While I think the insulin evidence (and the fact by accepting it Letby was effectively asking the jury to believe that someone poisoned babies on her shifts but it wasn't her, along with all the other purported coincidences) was probably pretty compelling to the jury, I doubt it would be grounds for an unfair trial, as the defence were presented with the evidence and had the time and resources to check it's validity before accepting it as agreed.
So although the defence might have made a strategic mistake in accepting it when they could have instead challenged it, and this might have changed the narrative they were asking the jury to believe, that was the strategy they chose to employ.

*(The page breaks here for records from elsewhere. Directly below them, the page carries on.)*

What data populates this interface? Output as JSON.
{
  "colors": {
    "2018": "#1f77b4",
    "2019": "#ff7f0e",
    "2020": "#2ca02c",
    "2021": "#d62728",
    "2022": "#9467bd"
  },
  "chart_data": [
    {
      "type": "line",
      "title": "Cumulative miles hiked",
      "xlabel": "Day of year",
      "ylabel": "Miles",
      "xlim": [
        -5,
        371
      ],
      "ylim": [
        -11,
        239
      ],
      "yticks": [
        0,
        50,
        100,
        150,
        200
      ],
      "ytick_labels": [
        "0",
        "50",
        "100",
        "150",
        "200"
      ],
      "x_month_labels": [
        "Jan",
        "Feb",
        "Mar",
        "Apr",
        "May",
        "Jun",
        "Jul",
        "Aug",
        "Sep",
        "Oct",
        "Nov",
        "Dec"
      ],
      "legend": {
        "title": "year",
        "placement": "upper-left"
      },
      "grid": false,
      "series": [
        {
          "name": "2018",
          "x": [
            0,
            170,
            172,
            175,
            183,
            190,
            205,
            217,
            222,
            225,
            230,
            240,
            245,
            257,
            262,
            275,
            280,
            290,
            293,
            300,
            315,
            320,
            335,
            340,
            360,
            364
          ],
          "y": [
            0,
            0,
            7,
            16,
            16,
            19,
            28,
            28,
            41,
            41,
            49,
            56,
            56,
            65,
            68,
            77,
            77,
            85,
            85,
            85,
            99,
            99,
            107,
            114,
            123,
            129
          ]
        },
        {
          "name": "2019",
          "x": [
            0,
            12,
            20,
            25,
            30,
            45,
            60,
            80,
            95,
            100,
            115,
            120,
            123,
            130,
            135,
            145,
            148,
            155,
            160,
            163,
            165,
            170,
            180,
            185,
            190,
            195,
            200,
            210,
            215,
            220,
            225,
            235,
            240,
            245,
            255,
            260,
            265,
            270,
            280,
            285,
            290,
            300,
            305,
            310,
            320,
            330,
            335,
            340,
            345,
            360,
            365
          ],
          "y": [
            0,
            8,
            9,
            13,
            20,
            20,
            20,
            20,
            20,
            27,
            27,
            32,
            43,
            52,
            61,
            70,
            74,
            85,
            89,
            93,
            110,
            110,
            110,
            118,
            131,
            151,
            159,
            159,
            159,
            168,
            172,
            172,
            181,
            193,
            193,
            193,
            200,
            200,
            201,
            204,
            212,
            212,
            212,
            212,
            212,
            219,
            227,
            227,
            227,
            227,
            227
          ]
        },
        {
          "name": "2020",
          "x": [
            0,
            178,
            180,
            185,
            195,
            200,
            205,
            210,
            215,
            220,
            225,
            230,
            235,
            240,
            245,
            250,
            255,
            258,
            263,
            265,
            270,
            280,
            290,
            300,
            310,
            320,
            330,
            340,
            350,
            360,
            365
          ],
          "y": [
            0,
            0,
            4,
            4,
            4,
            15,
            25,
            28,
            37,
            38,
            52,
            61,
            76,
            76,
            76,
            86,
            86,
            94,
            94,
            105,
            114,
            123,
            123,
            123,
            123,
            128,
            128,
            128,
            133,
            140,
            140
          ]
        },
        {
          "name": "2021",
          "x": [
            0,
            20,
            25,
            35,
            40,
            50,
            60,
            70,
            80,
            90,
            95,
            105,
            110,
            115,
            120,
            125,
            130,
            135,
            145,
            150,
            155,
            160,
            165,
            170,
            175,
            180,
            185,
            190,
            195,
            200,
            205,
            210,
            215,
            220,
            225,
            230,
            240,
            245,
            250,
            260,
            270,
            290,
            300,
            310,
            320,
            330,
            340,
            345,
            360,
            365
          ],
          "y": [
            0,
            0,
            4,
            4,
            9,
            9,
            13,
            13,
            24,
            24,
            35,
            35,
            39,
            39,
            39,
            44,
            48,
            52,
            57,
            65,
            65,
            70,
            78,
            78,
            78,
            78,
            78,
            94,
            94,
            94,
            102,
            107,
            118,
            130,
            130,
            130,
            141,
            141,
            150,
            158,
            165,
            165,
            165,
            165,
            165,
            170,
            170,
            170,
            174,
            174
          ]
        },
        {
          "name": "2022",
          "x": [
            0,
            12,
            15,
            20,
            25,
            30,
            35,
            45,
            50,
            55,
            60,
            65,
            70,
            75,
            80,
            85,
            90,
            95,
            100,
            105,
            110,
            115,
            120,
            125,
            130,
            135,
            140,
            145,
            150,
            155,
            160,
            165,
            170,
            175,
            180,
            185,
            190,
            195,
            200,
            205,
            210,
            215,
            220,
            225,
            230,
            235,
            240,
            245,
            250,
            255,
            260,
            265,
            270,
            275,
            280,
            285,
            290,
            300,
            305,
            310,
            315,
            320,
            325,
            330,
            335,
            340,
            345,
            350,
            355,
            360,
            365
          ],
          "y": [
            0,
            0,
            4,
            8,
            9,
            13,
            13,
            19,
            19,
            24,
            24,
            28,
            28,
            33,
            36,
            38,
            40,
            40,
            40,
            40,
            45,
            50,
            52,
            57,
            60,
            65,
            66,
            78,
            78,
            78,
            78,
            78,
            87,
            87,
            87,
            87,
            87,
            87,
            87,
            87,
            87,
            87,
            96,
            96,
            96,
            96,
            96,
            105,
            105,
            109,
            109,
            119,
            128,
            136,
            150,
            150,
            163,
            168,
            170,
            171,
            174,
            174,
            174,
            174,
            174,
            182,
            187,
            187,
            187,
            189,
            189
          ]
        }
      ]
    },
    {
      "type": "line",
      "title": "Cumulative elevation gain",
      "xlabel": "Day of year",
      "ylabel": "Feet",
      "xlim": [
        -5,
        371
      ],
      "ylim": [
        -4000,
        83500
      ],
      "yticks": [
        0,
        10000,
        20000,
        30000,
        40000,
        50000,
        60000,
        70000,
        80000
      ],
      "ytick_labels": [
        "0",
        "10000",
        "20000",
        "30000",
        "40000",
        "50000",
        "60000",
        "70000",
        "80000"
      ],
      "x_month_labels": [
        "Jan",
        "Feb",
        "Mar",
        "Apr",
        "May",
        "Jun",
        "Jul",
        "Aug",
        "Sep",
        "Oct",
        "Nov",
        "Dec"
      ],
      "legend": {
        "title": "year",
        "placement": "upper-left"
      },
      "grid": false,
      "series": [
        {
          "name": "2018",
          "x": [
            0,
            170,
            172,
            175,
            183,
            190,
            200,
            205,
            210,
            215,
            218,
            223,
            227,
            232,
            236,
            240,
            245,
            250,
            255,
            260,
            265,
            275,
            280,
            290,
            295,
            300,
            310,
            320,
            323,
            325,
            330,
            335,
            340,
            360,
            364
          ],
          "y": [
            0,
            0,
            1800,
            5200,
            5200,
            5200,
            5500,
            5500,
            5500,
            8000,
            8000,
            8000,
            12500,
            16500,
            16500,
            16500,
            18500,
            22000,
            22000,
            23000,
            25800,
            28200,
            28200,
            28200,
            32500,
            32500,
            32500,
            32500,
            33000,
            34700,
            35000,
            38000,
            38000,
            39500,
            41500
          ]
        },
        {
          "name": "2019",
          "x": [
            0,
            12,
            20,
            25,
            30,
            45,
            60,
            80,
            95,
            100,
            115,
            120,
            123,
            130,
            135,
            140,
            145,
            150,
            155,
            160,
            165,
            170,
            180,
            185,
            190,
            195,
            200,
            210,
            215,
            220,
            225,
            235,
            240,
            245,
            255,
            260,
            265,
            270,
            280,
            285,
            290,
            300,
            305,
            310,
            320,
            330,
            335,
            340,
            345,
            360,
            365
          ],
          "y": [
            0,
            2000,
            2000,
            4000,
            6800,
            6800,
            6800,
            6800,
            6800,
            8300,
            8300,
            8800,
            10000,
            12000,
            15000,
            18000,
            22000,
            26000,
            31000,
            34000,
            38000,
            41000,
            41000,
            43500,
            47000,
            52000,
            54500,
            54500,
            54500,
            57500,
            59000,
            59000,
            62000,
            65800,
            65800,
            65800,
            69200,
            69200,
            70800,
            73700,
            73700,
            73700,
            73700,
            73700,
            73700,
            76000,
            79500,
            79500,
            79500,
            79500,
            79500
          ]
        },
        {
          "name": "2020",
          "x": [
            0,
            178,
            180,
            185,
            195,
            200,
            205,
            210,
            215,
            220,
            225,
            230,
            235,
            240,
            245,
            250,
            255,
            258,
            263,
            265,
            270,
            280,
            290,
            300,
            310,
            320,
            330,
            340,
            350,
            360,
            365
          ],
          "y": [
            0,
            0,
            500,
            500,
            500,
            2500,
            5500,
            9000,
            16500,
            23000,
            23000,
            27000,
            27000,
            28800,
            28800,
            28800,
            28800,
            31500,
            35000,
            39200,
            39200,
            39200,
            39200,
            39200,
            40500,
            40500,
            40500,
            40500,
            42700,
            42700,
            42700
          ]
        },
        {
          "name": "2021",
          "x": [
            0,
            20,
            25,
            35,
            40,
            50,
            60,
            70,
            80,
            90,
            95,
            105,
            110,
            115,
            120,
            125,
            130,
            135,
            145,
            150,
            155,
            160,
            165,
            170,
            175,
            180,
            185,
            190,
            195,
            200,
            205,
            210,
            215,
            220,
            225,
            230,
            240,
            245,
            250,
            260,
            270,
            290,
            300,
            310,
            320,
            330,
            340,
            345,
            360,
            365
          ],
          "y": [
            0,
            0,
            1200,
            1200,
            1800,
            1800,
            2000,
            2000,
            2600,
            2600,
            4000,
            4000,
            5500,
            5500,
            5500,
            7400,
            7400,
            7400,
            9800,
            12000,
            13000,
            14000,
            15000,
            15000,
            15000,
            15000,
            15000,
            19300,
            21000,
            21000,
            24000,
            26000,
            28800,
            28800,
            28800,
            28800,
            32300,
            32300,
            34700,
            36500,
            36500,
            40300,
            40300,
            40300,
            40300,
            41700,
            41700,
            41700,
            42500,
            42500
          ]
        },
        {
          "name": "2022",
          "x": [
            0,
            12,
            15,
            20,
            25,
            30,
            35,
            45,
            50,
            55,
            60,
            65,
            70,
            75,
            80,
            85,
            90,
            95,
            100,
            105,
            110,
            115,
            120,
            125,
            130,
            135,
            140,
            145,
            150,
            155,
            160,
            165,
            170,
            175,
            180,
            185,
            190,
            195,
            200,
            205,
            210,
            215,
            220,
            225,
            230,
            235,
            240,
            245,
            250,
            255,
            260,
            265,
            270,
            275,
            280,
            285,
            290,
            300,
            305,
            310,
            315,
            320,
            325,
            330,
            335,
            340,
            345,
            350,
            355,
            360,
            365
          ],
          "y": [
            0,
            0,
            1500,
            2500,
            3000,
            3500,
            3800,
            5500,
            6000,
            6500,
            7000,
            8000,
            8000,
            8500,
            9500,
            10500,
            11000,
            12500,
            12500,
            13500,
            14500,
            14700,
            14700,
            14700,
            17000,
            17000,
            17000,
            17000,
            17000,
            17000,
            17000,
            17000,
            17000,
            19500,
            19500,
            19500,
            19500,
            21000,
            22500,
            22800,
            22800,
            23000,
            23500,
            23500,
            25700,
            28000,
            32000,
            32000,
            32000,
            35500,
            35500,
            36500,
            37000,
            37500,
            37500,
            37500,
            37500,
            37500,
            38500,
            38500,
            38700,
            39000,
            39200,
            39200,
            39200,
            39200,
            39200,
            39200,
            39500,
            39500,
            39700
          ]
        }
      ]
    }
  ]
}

AFAIK, Letby used the same counsel for the appeal and retrial, so it doesn't suggest that she thinks they fucked up - it looks like, for whatever reason, she accepted that evidence was accurate but also didn't for some reason suspect her colleague who was also present at both poisonings.
There were obviously numerous detailed conversations behind the scenes between Letby and her defence team around this issue (and presumably around who else could be to blame given they believed the evidence to be true), and what Letby and her team asserted at trial was the best argument they felt they could make for some reason, despite another nurse also being there both times.